SPBM identifiers in the vSphere inventory. If an SPBM identifier is not present in the vSphere inventory, it is ignored during OVF deployment. For example, if the OVF contains BootOrderSection but this is not in the inventory, the OVF import or re-import may fail with error message such as “A specified parameter was not correct: Profile ProfileId not found.” The solution for such failures is adding to the vSphere inventory important SPBM identifiers that appear in error messages, or removing non-inventoried items such as BootOrderSection from the OVF.

For a summary of new features in the previous 4.6.0 release, see the OVF Tool 4.6.0 Release Notes.

Compatibility Notices

When customers try to install vCenter Server from a browser on MacOS 10.15 Catalina, MacOS 11.x Big Sur, MacOS 12 Monterey, or MacOS 13 Ventura, a popup dialog appears saying “vcsa-deploy.bin cannot be opened because the developer cannot be verified” and installation fails with error “ovftool cannot be opened because the developer cannot be verified.” This is due to greater security in MacOS and OVF Tool not being notarized for Apple. See KB 79416 for workarounds.

Resolved Issues

These issues were fixed in OVF Tool 4.6.2:

  • Better resiliancy for massive deployments.

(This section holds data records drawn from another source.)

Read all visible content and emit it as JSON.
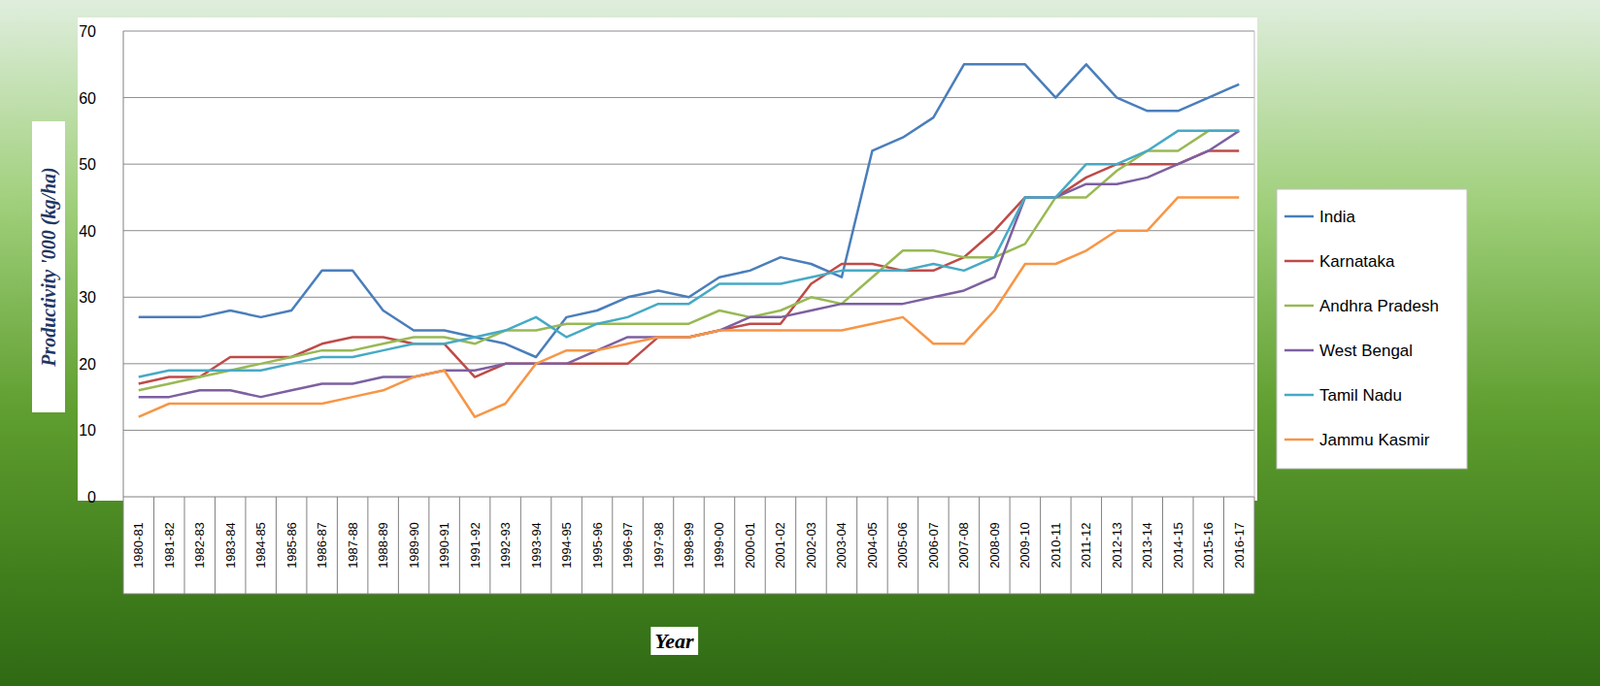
{
  "chart_data": {
    "type": "line",
    "x_label": "Year",
    "y_label": "Productivity  '000 (kg/ha)",
    "categories": [
      "1980-81",
      "1981-82",
      "1982-83",
      "1983-84",
      "1984-85",
      "1985-86",
      "1986-87",
      "1987-88",
      "1988-89",
      "1989-90",
      "1990-91",
      "1991-92",
      "1992-93",
      "1993-94",
      "1994-95",
      "1995-96",
      "1996-97",
      "1997-98",
      "1998-99",
      "1999-00",
      "2000-01",
      "2001-02",
      "2002-03",
      "2003-04",
      "2004-05",
      "2005-06",
      "2006-07",
      "2007-08",
      "2008-09",
      "2009-10",
      "2010-11",
      "2011-12",
      "2012-13",
      "2013-14",
      "2014-15",
      "2015-16",
      "2016-17"
    ],
    "series": [
      {
        "name": "India",
        "color": "#4a7ebb",
        "values": [
          27,
          27,
          27,
          28,
          27,
          28,
          34,
          34,
          28,
          25,
          25,
          24,
          23,
          21,
          27,
          28,
          30,
          31,
          30,
          33,
          34,
          36,
          35,
          33,
          52,
          54,
          57,
          65,
          65,
          65,
          60,
          65,
          60,
          58,
          58,
          60,
          62
        ]
      },
      {
        "name": "Karnataka",
        "color": "#be4b48",
        "values": [
          17,
          18,
          18,
          21,
          21,
          21,
          23,
          24,
          24,
          23,
          23,
          18,
          20,
          20,
          20,
          20,
          20,
          24,
          24,
          25,
          26,
          26,
          32,
          35,
          35,
          34,
          34,
          36,
          40,
          45,
          45,
          48,
          50,
          50,
          50,
          52,
          52
        ]
      },
      {
        "name": "Andhra Pradesh",
        "color": "#98b954",
        "values": [
          16,
          17,
          18,
          19,
          20,
          21,
          22,
          22,
          23,
          24,
          24,
          23,
          25,
          25,
          26,
          26,
          26,
          26,
          26,
          28,
          27,
          28,
          30,
          29,
          33,
          37,
          37,
          36,
          36,
          38,
          45,
          45,
          49,
          52,
          52,
          55,
          55
        ]
      },
      {
        "name": "West Bengal",
        "color": "#7d60a0",
        "values": [
          15,
          15,
          16,
          16,
          15,
          16,
          17,
          17,
          18,
          18,
          19,
          19,
          20,
          20,
          20,
          22,
          24,
          24,
          24,
          25,
          27,
          27,
          28,
          29,
          29,
          29,
          30,
          31,
          33,
          45,
          45,
          47,
          47,
          48,
          50,
          52,
          55
        ]
      },
      {
        "name": "Tamil Nadu",
        "color": "#46aac5",
        "values": [
          18,
          19,
          19,
          19,
          19,
          20,
          21,
          21,
          22,
          23,
          23,
          24,
          25,
          27,
          24,
          26,
          27,
          29,
          29,
          32,
          32,
          32,
          33,
          34,
          34,
          34,
          35,
          34,
          36,
          45,
          45,
          50,
          50,
          52,
          55,
          55,
          55
        ]
      },
      {
        "name": "Jammu Kasmir",
        "color": "#f79646",
        "values": [
          12,
          14,
          14,
          14,
          14,
          14,
          14,
          15,
          16,
          18,
          19,
          12,
          14,
          20,
          22,
          22,
          23,
          24,
          24,
          25,
          25,
          25,
          25,
          25,
          26,
          27,
          23,
          23,
          28,
          35,
          35,
          37,
          40,
          40,
          45,
          45,
          45
        ]
      }
    ],
    "ylim": [
      0,
      70
    ],
    "yticks": [
      0,
      10,
      20,
      30,
      40,
      50,
      60,
      70
    ],
    "grid": true,
    "legend": "right"
  }
}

    When thousands of VMs are deployed from OVF in a short time period, OVF Tool occasionally throws a ManagedObjectNotFound error. This is caused by a VM disappearing from the inventory during deployment. In this release, OVF Tool ignores the ManagedObjectNotFound exception and proceeds without exiting. If important, you can search logs afterwards to determine which VM deployments failed.

  • No waiting for non-existent task to complete.

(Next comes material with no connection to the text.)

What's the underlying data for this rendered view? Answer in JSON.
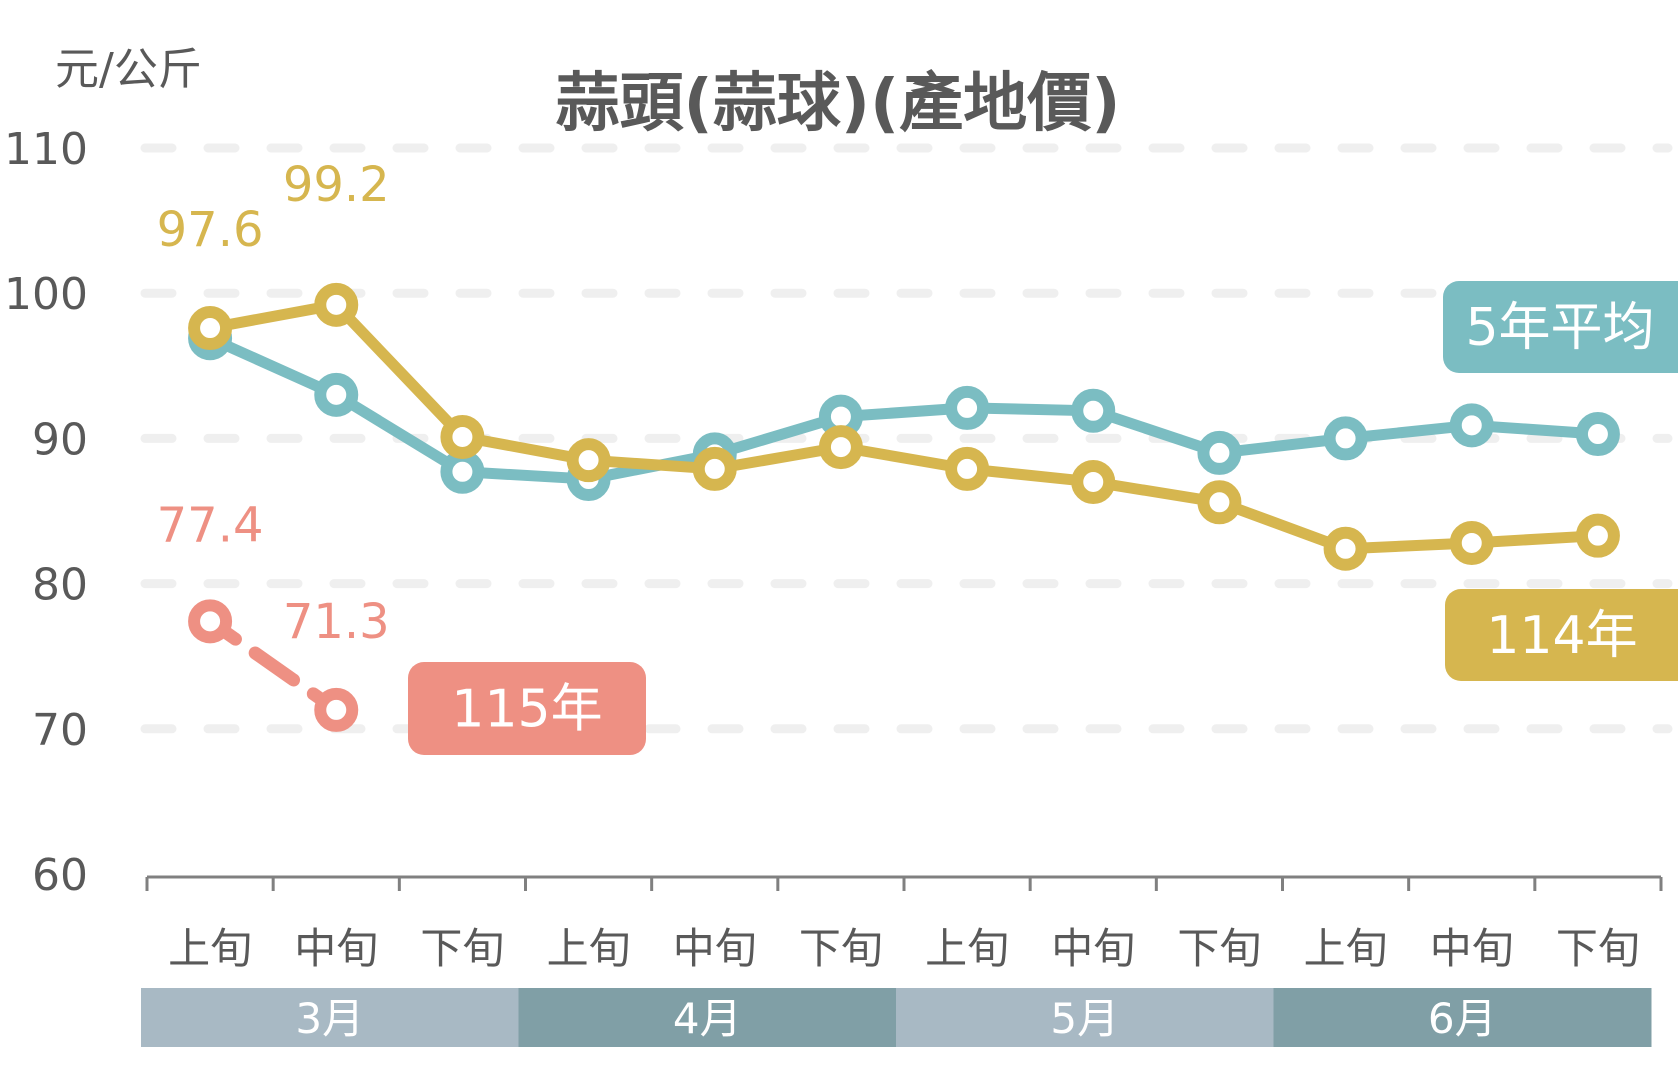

    During smoke testing, it was determined that ESXi hosts sometimes returned the wrong task in response to a GetRecentTask request. This was observed on deployments of embedded ESXi VMs. Possibly the wrong task was returned because the requested task had completed. In this release, OVF Tool checks the task name to be sure it's the right one. If not OVF Tool continues without calling WaitForTask and eventually marks the task Complete.

  • More convenient debugging with ConfigFile logging.

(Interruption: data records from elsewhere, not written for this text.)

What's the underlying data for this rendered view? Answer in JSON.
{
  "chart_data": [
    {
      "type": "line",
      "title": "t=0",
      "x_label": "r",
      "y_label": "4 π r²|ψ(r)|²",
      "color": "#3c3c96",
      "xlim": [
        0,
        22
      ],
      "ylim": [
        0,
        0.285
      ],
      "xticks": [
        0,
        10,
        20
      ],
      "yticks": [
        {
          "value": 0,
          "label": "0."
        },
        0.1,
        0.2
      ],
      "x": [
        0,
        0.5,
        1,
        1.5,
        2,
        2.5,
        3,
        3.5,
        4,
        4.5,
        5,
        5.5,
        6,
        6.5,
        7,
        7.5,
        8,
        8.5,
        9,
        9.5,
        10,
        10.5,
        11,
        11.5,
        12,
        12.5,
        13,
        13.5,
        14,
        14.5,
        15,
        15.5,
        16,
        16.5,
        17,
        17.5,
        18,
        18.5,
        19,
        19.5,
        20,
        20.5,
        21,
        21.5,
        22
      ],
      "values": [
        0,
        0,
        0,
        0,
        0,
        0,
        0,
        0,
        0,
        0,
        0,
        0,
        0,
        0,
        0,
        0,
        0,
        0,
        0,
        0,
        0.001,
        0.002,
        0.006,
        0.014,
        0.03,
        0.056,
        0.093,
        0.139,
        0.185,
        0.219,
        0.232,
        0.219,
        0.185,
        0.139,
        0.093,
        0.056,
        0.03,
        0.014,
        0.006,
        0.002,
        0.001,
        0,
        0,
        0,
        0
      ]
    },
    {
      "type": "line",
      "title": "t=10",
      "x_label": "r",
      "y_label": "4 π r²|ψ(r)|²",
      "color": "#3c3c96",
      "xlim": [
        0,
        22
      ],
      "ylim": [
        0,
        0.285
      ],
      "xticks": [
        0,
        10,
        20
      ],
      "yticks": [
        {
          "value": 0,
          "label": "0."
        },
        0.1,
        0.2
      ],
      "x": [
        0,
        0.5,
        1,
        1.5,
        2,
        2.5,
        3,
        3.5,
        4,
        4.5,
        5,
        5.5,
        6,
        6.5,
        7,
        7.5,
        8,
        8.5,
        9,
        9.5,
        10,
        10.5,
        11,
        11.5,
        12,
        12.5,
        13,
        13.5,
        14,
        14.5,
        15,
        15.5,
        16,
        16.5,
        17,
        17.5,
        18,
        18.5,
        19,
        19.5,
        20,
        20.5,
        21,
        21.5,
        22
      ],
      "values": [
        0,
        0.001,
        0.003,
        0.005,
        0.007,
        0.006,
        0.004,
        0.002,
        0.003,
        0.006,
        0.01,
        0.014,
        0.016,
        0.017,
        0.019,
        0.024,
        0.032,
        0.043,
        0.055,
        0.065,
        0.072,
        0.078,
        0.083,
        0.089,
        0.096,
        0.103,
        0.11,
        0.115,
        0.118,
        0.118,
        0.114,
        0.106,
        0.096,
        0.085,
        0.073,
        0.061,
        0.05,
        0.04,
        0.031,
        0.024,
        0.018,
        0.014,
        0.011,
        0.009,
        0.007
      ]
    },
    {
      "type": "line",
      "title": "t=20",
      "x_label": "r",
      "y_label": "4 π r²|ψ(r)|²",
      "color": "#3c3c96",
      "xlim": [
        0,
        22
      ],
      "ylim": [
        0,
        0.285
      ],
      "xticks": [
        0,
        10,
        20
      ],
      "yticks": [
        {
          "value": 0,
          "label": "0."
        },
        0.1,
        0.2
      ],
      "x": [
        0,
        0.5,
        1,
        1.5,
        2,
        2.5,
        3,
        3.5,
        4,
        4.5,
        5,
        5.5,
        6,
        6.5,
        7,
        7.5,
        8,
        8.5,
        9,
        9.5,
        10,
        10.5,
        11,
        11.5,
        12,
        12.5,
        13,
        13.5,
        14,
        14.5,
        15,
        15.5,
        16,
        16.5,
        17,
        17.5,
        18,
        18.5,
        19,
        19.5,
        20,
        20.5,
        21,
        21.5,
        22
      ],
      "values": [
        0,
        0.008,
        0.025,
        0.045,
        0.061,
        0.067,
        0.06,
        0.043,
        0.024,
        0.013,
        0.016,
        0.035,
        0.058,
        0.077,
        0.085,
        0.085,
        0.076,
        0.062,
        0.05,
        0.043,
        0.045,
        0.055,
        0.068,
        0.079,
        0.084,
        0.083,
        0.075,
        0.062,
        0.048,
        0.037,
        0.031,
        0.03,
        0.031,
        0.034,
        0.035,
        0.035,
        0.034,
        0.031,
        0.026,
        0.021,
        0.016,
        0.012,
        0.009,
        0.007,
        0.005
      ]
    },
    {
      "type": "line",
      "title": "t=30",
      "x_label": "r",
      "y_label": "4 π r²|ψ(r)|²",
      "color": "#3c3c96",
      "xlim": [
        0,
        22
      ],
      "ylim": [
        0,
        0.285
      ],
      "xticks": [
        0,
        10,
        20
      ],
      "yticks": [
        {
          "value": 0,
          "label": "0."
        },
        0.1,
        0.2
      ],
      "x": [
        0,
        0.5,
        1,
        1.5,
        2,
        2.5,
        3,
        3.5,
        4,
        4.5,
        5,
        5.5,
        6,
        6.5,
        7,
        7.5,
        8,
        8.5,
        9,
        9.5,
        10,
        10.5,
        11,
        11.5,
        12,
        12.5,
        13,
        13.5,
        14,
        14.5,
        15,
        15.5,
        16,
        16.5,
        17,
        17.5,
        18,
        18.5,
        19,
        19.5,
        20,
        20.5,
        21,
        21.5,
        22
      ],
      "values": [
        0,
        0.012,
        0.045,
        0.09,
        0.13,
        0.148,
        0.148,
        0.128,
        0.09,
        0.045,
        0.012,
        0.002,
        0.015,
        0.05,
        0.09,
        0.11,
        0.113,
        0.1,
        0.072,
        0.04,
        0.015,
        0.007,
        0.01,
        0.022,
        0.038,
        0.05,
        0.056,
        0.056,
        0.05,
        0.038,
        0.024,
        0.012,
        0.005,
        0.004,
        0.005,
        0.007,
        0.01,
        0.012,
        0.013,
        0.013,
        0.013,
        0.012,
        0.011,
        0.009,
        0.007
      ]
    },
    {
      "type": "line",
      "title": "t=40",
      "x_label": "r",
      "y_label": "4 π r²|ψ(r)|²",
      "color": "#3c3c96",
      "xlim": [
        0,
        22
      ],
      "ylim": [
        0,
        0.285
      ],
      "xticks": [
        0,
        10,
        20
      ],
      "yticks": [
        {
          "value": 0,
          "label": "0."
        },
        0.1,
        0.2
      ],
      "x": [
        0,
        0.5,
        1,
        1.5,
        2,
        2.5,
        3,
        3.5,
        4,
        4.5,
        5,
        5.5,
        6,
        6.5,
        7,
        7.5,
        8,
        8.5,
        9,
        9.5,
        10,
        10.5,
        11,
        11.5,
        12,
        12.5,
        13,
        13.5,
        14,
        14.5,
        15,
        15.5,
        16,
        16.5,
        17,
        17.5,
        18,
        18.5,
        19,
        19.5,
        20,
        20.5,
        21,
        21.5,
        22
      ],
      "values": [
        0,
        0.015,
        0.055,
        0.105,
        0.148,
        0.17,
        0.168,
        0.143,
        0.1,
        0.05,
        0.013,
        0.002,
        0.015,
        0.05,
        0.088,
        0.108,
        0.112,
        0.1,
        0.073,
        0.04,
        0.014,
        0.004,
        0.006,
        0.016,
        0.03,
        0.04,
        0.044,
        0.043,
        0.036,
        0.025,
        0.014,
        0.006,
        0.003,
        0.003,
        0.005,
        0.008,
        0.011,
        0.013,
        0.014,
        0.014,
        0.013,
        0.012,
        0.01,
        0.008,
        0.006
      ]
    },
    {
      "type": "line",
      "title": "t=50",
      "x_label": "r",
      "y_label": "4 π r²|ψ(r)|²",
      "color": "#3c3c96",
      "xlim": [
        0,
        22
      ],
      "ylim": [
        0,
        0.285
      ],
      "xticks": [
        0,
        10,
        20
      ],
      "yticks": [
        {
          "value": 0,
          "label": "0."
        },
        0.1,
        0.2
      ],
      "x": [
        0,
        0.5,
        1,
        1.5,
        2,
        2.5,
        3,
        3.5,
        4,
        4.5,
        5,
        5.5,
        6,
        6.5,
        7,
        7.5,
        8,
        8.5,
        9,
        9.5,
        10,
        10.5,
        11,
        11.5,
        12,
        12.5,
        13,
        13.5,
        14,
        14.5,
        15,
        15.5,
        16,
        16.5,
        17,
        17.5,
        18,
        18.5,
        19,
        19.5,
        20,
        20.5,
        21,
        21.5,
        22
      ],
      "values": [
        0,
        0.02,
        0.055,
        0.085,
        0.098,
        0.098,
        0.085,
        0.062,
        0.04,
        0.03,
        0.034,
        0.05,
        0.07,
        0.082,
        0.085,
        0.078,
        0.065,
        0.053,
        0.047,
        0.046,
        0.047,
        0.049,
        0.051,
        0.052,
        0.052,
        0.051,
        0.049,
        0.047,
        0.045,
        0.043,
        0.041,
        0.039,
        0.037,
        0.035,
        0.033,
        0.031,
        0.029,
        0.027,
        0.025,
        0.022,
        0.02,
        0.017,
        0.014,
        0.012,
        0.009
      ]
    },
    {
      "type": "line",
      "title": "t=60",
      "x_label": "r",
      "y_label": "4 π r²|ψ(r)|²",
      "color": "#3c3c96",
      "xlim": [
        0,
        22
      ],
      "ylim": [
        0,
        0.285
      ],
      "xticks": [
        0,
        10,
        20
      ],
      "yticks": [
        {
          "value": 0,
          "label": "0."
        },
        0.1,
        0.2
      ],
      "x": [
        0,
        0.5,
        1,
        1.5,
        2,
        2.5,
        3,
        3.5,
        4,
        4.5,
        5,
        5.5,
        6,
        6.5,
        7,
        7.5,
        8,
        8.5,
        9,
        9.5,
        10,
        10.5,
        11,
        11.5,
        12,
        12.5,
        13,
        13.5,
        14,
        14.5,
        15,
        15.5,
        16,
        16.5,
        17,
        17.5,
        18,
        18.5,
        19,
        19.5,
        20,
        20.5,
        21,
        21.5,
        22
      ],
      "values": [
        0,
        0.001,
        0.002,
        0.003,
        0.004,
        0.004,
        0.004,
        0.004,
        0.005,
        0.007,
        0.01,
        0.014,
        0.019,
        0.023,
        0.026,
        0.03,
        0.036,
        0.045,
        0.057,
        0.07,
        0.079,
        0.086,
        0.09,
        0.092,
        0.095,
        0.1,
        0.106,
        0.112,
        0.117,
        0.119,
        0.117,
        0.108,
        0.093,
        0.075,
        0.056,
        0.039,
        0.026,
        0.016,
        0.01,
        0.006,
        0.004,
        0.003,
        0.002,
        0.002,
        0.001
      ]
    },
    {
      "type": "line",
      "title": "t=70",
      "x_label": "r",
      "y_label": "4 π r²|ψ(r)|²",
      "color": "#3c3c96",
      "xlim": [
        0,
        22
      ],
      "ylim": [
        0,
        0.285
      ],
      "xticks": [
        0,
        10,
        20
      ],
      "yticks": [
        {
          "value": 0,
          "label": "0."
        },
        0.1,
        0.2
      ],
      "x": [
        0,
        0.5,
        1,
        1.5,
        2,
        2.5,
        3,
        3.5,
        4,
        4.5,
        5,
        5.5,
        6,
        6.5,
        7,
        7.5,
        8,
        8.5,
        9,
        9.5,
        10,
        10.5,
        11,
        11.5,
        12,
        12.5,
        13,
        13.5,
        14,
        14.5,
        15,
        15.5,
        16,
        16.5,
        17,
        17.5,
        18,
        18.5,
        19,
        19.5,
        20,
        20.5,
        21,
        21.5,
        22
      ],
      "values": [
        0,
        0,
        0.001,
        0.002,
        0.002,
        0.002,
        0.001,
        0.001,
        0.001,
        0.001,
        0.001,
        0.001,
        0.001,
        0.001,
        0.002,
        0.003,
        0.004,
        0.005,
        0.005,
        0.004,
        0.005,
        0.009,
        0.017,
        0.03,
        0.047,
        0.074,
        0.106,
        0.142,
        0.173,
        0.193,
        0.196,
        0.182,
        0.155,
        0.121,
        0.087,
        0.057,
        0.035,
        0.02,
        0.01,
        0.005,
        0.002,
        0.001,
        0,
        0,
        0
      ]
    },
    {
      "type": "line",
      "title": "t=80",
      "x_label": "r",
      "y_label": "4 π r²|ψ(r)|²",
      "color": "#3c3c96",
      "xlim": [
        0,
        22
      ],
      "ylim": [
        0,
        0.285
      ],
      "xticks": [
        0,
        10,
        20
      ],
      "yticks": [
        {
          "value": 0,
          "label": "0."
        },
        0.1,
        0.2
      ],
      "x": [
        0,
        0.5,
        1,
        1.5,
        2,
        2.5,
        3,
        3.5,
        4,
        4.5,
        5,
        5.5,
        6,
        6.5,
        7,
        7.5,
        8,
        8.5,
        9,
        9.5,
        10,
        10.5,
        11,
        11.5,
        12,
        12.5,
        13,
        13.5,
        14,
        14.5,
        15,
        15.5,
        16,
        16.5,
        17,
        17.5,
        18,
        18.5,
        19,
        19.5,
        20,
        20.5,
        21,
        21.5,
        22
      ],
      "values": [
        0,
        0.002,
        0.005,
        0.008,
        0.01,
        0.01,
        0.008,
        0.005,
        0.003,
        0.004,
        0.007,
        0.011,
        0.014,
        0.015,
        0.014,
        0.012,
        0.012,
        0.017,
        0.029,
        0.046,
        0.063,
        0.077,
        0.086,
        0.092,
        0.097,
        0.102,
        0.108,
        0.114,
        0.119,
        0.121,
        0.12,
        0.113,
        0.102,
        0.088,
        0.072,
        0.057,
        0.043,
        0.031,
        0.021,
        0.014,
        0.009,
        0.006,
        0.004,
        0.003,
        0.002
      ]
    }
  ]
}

    Added a new vmxFromConfigFile option to extract ConfigInfo from a live VM, convert it to VMX using ConvertConfigInfoToVmx, and save results in a specified file. For example:

    ovftool --X:vmxFromConfigFile=vmxConfigOut.log vi://

  • OVF Tool support for virtual TPM on hosted platforms.

    For hosted platforms VMware Fusion and Workstation, OVF Tool's probe function was extended to detect the vtpm flag, which indicates that the VM supports virtual TPM (trusted platform module). OVF Tool was also changed to not add vtpm.present flag when the VM does not contain or cannot handle a virtual TPM. These changes prevent boot issues and improve security.

Known Issues and Workarounds

These issues were reported by customers or discovered during testing:

  • New: ResourcePool import fails with OVF reference to empty storage policy.

    When an OVF contains both StorageGroupSection and BootOrderSection, deployment with ResourcePool.ImportVApp fails, because even a valid storage policy is converted to profileId = "" (empty string). The workaround is to manually remove BootOrderSection from the OVF, if StorageGroupSection is valid, or instead set EmptyProfileSpec for the disk.

  • OVF Tool interaction with Apple Silicon.

    The MacOS 64-bit binary extracted from Zip runs on ARM processors (M1 and M2) when the Rosetta2 emulator is already installed. OVF Tool export might have difficulties with certain hardware specifics, but any such issues have not been fully characterized.

  • Network services library required.

    OVF Tool calls the network services library libnsl but Red Hat Enterprise Linux 8 and Fedora 27 removed this library. Export fails and message “export failed: unknown error” appears. The solution is to install libnsl and restart the Linux machine, as detailed in VMware KB 89515.